Several high-end establishments across Cairo, Egypt’s capital, refuse entry to women wearing headscarves, the investigation revealed. The hijab even prevented some women and families from purchasing property in luxury townships.

This practice appears to violate Egypt’s constitution, which bars discrimination on the basis of social class, sex, race, or religion.

“In most cases the main cause [for the discrimination] is classism,” said Nada Nashat, a lawyer and women’s rights activist quoted by the BBC. “So we find discrimination against hijabi women in venues that like to present themselves as upper-middle or upper class. But we also find discrimination against non-hijabi women in lower and middle classes,” she said, referring to women who wear the headscarf.

Out of fifteen high-end venues in Cairo, the BBC revealed that eleven said headscarves were not permitted on the premises.

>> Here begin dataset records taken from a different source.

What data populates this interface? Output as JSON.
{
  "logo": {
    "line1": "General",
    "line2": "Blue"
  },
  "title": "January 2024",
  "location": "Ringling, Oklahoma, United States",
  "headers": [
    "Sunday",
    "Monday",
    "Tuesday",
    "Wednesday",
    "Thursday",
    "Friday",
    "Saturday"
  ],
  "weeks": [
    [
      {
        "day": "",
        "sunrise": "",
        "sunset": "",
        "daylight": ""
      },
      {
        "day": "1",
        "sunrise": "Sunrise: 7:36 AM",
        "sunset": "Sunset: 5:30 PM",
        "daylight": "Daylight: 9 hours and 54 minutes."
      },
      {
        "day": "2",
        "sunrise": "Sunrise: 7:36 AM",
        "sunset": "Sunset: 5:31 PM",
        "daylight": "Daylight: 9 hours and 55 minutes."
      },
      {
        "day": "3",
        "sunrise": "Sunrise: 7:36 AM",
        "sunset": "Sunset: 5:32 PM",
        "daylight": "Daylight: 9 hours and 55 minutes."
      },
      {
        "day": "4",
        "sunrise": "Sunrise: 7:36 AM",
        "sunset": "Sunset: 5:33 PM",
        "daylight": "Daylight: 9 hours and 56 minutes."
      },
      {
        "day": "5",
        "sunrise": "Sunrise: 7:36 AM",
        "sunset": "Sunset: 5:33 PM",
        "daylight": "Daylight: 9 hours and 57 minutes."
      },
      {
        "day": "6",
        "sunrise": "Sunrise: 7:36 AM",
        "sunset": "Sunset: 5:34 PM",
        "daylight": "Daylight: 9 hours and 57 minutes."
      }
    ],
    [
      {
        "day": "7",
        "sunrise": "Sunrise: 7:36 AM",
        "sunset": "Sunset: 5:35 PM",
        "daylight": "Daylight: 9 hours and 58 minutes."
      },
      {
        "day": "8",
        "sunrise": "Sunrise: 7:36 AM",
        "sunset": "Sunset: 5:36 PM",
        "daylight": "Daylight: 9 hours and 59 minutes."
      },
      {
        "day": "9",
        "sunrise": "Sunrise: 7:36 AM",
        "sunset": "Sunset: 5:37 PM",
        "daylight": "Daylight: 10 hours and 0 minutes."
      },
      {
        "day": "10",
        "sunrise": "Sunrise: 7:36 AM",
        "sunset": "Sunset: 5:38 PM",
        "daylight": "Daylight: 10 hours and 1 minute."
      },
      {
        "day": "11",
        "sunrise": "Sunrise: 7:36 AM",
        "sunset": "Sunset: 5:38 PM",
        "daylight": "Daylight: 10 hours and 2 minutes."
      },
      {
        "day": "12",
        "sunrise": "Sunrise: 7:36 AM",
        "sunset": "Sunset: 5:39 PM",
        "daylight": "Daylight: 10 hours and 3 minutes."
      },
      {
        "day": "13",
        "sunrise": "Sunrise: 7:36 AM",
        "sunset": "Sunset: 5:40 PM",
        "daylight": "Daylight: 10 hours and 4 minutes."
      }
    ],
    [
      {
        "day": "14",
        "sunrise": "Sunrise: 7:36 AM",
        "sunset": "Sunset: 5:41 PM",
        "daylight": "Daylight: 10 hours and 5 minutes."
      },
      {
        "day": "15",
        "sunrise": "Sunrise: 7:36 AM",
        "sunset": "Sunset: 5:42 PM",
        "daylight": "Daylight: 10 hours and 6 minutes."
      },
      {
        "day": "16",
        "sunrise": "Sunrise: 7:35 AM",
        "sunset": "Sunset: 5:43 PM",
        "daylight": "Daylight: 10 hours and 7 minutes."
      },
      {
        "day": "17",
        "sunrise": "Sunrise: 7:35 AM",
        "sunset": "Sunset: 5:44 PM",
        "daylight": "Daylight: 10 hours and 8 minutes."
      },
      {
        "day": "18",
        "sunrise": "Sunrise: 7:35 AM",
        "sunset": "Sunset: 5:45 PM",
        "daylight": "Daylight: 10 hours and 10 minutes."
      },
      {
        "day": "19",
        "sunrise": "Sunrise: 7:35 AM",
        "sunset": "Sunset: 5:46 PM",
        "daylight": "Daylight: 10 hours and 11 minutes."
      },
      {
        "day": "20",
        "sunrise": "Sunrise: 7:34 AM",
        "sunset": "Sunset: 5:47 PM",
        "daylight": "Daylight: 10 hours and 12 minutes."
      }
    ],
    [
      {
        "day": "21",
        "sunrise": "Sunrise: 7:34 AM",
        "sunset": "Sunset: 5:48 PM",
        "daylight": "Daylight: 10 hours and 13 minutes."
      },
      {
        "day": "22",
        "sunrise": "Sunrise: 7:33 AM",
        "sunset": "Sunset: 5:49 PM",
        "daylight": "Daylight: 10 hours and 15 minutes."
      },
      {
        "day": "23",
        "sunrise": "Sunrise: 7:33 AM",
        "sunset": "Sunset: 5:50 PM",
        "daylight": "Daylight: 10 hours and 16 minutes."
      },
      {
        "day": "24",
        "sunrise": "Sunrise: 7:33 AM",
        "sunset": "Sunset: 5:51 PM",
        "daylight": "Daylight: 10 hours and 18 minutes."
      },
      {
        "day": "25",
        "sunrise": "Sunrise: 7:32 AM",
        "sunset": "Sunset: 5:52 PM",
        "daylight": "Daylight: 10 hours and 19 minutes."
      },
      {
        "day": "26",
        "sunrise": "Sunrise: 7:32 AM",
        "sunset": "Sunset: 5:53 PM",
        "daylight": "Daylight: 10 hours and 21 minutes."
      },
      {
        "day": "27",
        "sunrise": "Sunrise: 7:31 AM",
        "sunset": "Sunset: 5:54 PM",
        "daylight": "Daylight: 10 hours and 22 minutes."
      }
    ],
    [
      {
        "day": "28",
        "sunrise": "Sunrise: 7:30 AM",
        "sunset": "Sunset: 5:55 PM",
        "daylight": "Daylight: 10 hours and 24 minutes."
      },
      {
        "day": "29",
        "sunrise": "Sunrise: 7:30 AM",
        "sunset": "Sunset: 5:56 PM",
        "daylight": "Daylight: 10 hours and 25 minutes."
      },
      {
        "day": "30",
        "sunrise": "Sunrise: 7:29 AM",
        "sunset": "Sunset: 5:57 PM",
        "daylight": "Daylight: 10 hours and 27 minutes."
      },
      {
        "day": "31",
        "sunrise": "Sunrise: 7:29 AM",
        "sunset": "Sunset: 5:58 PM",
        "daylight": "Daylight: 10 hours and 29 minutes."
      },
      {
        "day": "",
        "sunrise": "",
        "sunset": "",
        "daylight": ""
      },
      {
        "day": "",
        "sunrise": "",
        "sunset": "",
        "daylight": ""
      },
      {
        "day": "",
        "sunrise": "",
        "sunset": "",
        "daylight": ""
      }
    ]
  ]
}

Businesses in Egypt 🇪🇬 are discriminating against women who wear a hijab, a BBC Arabic investigation found

According to the news outlet, several Egyptian women have claimed venues refused them entry because they were wearing the traditional headscarf
— Saad Abedine (@SaadAbedine) August 29, 2022

The investigation also revealed that hijab-wearing women were restricted from buying apartments by La Vista, a major developer in the country. Multiple property brokers told the undercover reporters they could not sell an apartment or a holiday home to women wearing a hijab.

One broker stated: “To be frank with you, regarding the North Coast and Sokhna projects, they are discriminatory,” referencing popular holiday destinations for wealthy Egyptians.

Egyptian lawmaker Amira Saber said the country’s constitution was clear that this kind of discrimination was illegal in the country, according to the BBC. She promised to use her position as an MP to “ensure that this does not happen again, and if it does happen, the perpetrator must be punished.”